With time, Joan, his old antagonist, had begun to weaken, and now she too took a hand in the church work. She consented to join the Altar Society, and developed quite a talent for arranging the flowers in their stiff brass vases. The flowers in themselves gave her pleasure, appealing to what was left of her sense of the beautiful. Someone had to take Mrs. Ogden to church, she was too feeble to go alone; so the task fell to Joan, as a matter of course. She would push her mother in a light wicker bath chair which they had bought secondhand, or on very special occasions drive with her in a fly. Also as a matter of course she now took part in the services, neither impressed nor the reverse, but remaining purely neutral. She followed the easiest path these days, and did most things rather than make the necessary effort to resist. After all, what did it matter, one church was as good as another, she supposed. She was not quite dishonest in her attitude towards Ritualism, neither was she strictly honest; it was only that the combative instincts of youth had battered themselves to death in her; now she felt no very strong emotions, and did not want to.
CHAPTER FORTY-TWO
1
THE poor of Seabourne were really non-existent; but since certain types of religiously-minded people are not happy unless they find some class beneath them on whom to lavish unwelcome care, the churches of each denomination, and of these there were at least four, invented deserving poor for themselves and visited them strenuously. Of all the pastors in the little town, Father Cuthbert was the most energetic.
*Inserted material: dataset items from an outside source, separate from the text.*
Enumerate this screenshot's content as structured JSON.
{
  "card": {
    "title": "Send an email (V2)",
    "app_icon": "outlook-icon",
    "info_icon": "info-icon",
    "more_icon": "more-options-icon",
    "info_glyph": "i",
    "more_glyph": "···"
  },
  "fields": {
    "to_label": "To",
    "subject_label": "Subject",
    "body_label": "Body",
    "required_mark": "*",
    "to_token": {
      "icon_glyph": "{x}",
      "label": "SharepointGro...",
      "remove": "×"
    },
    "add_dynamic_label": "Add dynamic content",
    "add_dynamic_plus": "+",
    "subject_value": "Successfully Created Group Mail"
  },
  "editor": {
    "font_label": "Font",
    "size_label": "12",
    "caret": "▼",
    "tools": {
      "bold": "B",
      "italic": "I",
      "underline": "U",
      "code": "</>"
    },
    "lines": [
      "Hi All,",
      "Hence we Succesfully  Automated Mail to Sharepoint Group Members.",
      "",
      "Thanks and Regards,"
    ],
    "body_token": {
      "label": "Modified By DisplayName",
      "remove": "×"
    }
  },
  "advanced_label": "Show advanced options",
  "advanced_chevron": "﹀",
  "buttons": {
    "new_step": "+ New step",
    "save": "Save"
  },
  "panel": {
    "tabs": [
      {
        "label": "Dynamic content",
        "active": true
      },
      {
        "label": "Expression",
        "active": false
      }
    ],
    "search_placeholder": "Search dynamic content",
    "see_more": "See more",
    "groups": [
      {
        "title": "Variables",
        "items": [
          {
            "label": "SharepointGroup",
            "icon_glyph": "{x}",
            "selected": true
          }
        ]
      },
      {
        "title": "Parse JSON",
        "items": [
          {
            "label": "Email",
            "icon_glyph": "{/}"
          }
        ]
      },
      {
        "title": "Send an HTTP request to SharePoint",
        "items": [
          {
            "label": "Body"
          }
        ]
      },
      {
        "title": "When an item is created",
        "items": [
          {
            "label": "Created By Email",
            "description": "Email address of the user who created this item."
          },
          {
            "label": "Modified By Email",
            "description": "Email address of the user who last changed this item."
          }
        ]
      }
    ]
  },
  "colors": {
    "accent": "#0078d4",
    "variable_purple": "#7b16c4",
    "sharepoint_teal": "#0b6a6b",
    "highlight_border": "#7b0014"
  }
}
Mrs. Ogden was particularly interested in this branch of church work. District visiting had come to her as second nature; she had found immense satisfaction and a salve to her pride in patronizing people who could not retaliate. But lately her failing health made the long walks impossible, so that she was reduced to sitting at home and thinking out schemes whereby the humbler members of the congregation might be coerced into doing something that they did not want to.
She looked up from her paper one morning with triumph in her eye. "I knew it would come!" she remarked complacently.
"What would come?" Joan inquired.
She did not feel that she cared very much just then if the Day of Judgment itself were at hand; but long experience had taught her that silence was apt to make her mother more loquacious than an assumption of interest.
"The influenza; I knew it would come! There are three cases in Seabourne."
"Well, what of it?" said Joan, yawning. "The world's very much over-populated; I'm sure Seabourne is."